Digital twin is a marketing spin for a supply chain application where you unify and consolidate in one place all the digital signatures and data in your company relating to a supply chain. That single stream and view of data was dubbed the “control tower” and over time rebranded as “digital twin”.
The problem? Companies don’t always have all the data (or quality data) related to supplier orders and timelines, inventory levels, factory production lines, etc. in separate operational systems, much less a single location.
We’ve yet to see any vendor that can offer a complete, end-to-end 360-degree view of all the data in a supply chain. If these claims from numerous planning vendors were true, wouldn’t you use this to run your supply chain? But nobody can leverage this today because they don’t have all the data they need in a single location.
A New Definition of “Digital Twin”
More realistically, a digital twin is a picture of some portion of your supply chain in a database you can query. Supply chain digital twins are missing an arm, a finger, and maybe a few toes. Or think of it as Dr. Evil and Mini Me. Definitely not an exact match!
It’s best to think of a digital twin as a method of taking data from different systems and putting it together to create different pictures of the supply chain. You may also call it a control tower, a virtual monitoring system, transparency apps, or something else entirely.
A Better Way to Use Digital Twins—Design Your Future-State Supply Chain
It’s time to set the record straight on what a digital twin can be used for.
If your IT team has a usable single instance of relevant supply chain data, you can use it to monitor and make some forward-looking decisions on what your current supply chain is doing or should be doing. We call this planning and execution. Some form of a digital twin is necessary to do supply chain planning.

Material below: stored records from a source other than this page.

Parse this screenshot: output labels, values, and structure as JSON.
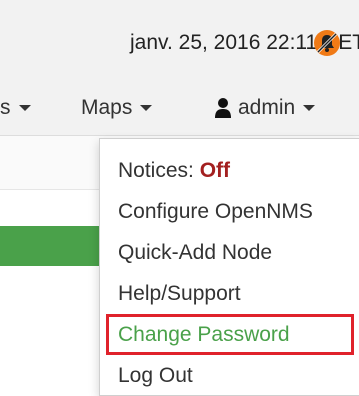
{
  "header": {
    "datetime": "janv. 25, 2016 22:11 CET",
    "notification_icon": "notifications-off-icon"
  },
  "nav": {
    "partial_label": "s",
    "maps_label": "Maps",
    "user_label": "admin",
    "user_icon": "user-icon"
  },
  "user_menu": {
    "notices_label": "Notices:",
    "notices_state": "Off",
    "items": [
      "Configure OpenNMS",
      "Quick-Add Node",
      "Help/Support",
      "Change Password",
      "Log Out"
    ],
    "highlighted_item": "Change Password"
  },
  "colors": {
    "accent_green": "#4aa14a",
    "highlight_red": "#e0222b",
    "off_red": "#a32020",
    "notification_orange": "#f07a16"
  }
}
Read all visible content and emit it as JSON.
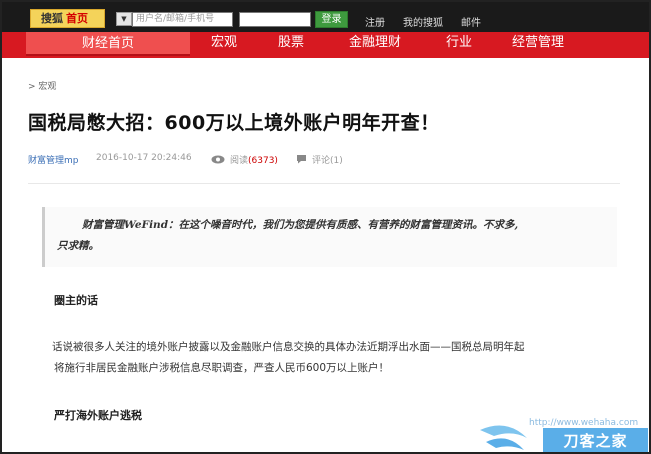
{
  "topbar": {
    "logo_part1": "搜狐",
    "logo_part2": "首页",
    "username_placeholder": "用户名/邮箱/手机号",
    "login_label": "登录",
    "links": [
      "注册",
      "我的搜狐",
      "邮件"
    ]
  },
  "nav": {
    "home_label": "财经首页",
    "items": [
      "宏观",
      "股票",
      "金融理财",
      "行业",
      "经营管理"
    ]
  },
  "breadcrumb": "> 宏观",
  "article": {
    "title": "国税局憋大招：600万以上境外账户明年开查！",
    "author": "财富管理mp",
    "datetime": "2016-10-17 20:24:46",
    "read_label": "阅读",
    "read_count": "(6373)",
    "comment_label": "评论(1)",
    "quote_line1": "财富管理WeFind：在这个噪音时代，我们为您提供有质感、有营养的财富管理资讯。不求多,",
    "quote_line2": "只求精。",
    "section1_heading": "圈主的话",
    "paragraph1_line1": "话说被很多人关注的境外账户披露以及金融账户信息交换的具体办法近期浮出水面——国税总局明年起",
    "paragraph1_line2": "将施行非居民金融账户涉税信息尽职调查，严查人民币600万以上账户！",
    "section2_heading": "严打海外账户逃税"
  },
  "watermark": {
    "url": "http://www.wehaha.com",
    "brand": "刀客之家"
  },
  "colors": {
    "nav_red": "#d71921",
    "link_blue": "#3b6fb6",
    "count_red": "#cc0000"
  }
}
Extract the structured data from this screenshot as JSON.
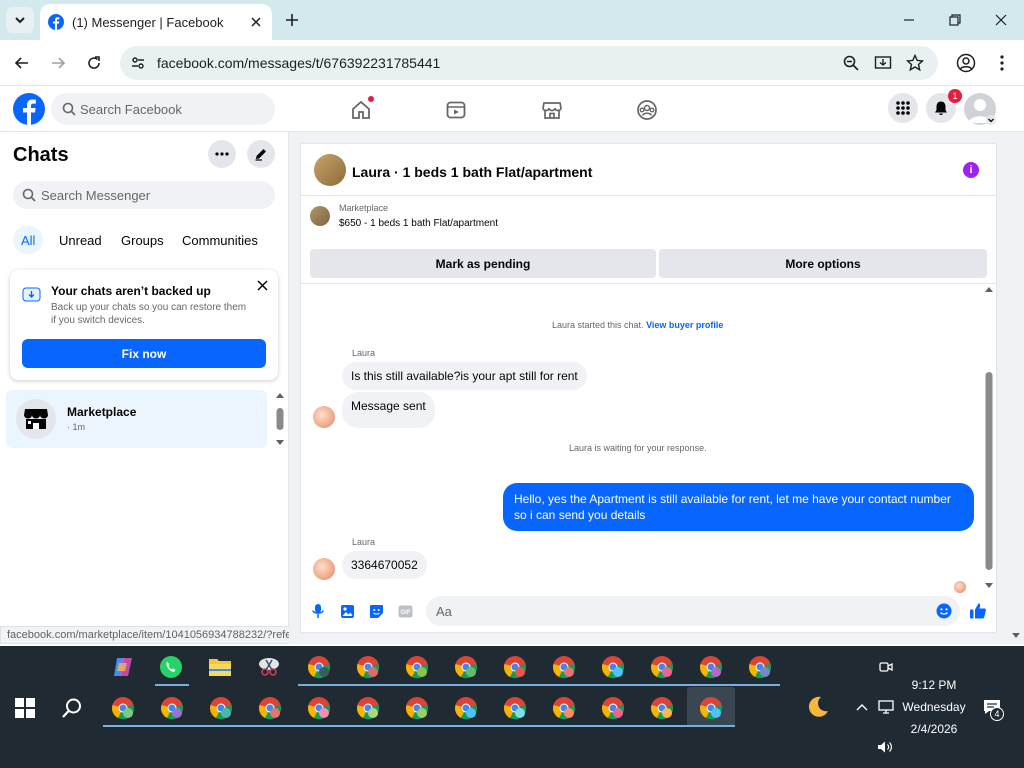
{
  "browser": {
    "tab_title": "(1) Messenger | Facebook",
    "url": "facebook.com/messages/t/676392231785441",
    "status_url": "facebook.com/marketplace/item/1041056934788232/?referr..."
  },
  "fb": {
    "search_placeholder": "Search Facebook",
    "notification_count": "1"
  },
  "chats": {
    "heading": "Chats",
    "search_placeholder": "Search Messenger",
    "filters": [
      "All",
      "Unread",
      "Groups",
      "Communities"
    ],
    "backup_title": "Your chats aren’t backed up",
    "backup_desc": "Back up your chats so you can restore them if you switch devices.",
    "fix_label": "Fix now",
    "items": [
      {
        "name": "Marketplace",
        "time": "· 1m"
      }
    ]
  },
  "conversation": {
    "title": "Laura · 1 beds 1 bath Flat/apartment",
    "listing_source": "Marketplace",
    "listing_price": "$650 - 1 beds 1 bath Flat/apartment",
    "mark_pending": "Mark as pending",
    "more_options": "More options",
    "started_text": "Laura started this chat.",
    "view_profile": "View buyer profile",
    "sender_name": "Laura",
    "msg1": "Is this still available?is your apt still for rent",
    "msg2": "Message sent",
    "waiting_text": "Laura is waiting for your response.",
    "reply": "Hello, yes the Apartment is still available for rent, let me have your contact number so i can send you details",
    "sender_name_2": "Laura",
    "msg3": "3364670052",
    "composer_placeholder": "Aa"
  },
  "taskbar": {
    "time": "9:12 PM",
    "day": "Wednesday",
    "date": "2/4/2026",
    "notification_count": "4"
  },
  "colors": {
    "fb_blue": "#0866ff",
    "taskbar": "#202a33",
    "tabstrip": "#d4e9ee"
  }
}
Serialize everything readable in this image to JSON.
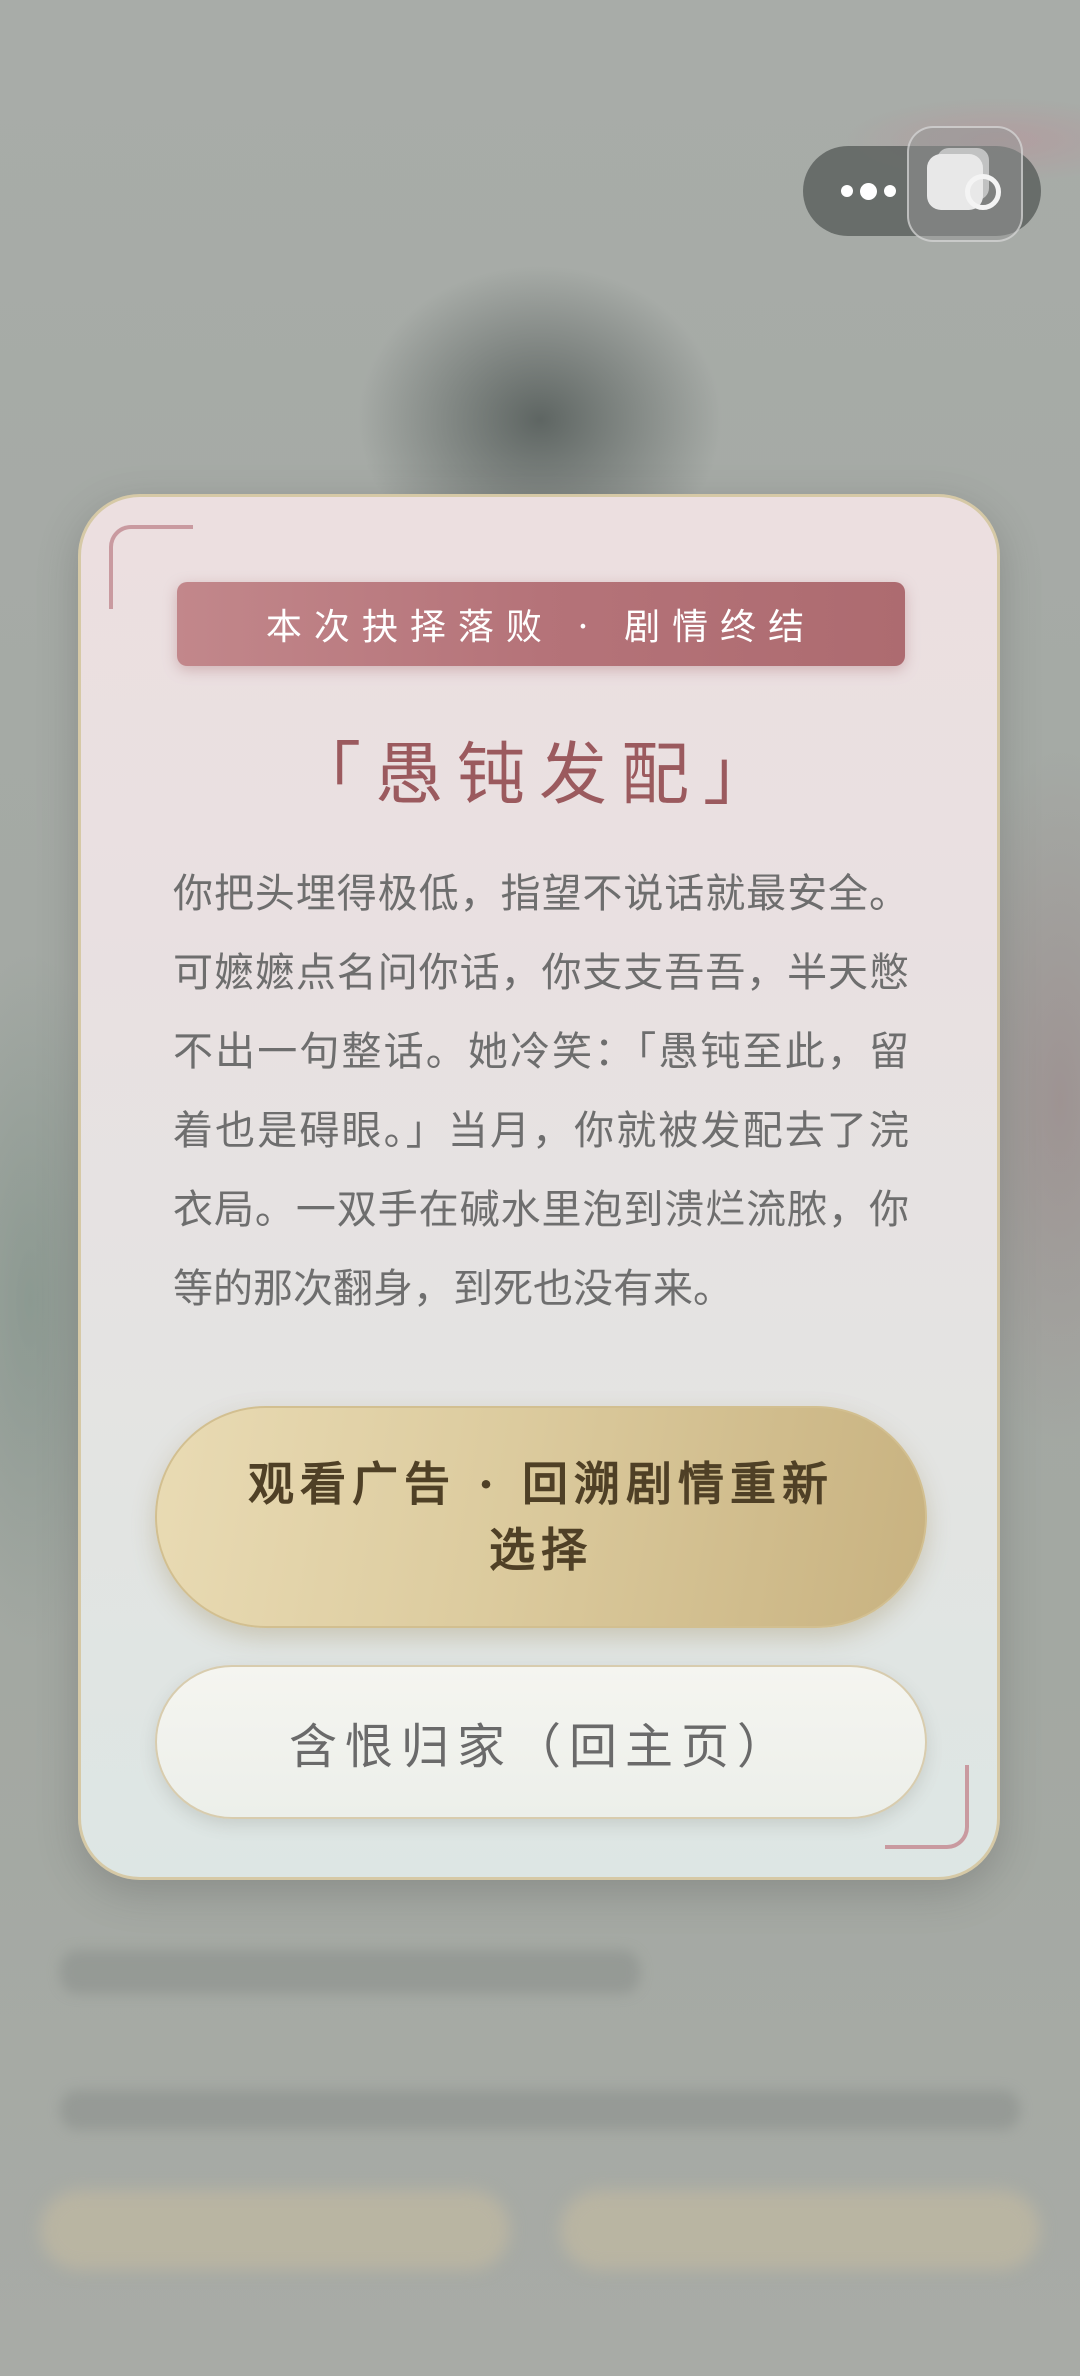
{
  "capsule_menu": {
    "more_icon": "more-dots-icon",
    "close_icon": "close-miniprogram-icon"
  },
  "dialog": {
    "banner": "本次抉择落败 · 剧情终结",
    "title": "「愚钝发配」",
    "body": "你把头埋得极低，指望不说话就最安全。可嬷嬷点名问你话，你支支吾吾，半天憋不出一句整话。她冷笑：「愚钝至此，留着也是碍眼。」当月，你就被发配去了浣衣局。一双手在碱水里泡到溃烂流脓，你等的那次翻身，到死也没有来。",
    "primary_button": "观看广告 · 回溯剧情重新选择",
    "secondary_button": "含恨归家（回主页）"
  },
  "colors": {
    "banner": "#b57379",
    "title": "#9b5a5e",
    "primary_button": "#dccb9e",
    "card_border": "#d6c9a6"
  }
}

Supply chain design is distinct from supply chain planning but equally critical to success. Design allows companies to envision a very different supply chain than they have today. Sometimes that means big changes like expanding to new markets, introducing new products, or changing the facility footprint. Sometimes it’s smaller changes like changing where inventory is stocked or modifying production strategies and transportation policies.
The conventional digital twin has nothing to offer when it comes to designing a future-state supply chain. The digital twin limits you to the current supply chain state—or the closest representation you have of it—when you should be opening all the possibilities. Picture our substandard digital twin Mini Me standing above you with a pillow snuffing out your future possibilities.
In the design world, we need to create different supply chains for the future. To do this, we create “digital twins” for each of these future-state supply chain alternatives and analyze them to select the best one to implement.
With supply chain design, we aren’t focused on the supply chain you’re stuck with, but all the supply chains you may be considering. The way we do this is with a combination of optimization and simulation:
- Optimization uses smart math to come up with proposed supply chain design changes.
- Simulation plays out those potential designs in detail under real-life conditions and time–orders, shipments, inventory logs, stockouts, and more. Simulation synthesizes all the data related to those supply chains that don’t exist yet so you can measure and test how they’ll work—before you invest a dime.
RELATED: Beginner’s Guide to Supply Chain Simulation
Digital twins are great technology offered by planning systems to improve planning and execution in your current supply chain. Supply chain design offers myriad future supply chain options to compare and test under real-world uncertainty. Design frees you to envision and map out many twins of a to-be, better supply chain.
Planning helps you reach the “efficiency curve” of your current supply chain. Supply chain design shifts the entire curve.
Don’t be constrained by a “Mini Me” twin. If you design your system right, your new digital twin will be an even better, stronger version of your current state supply chain.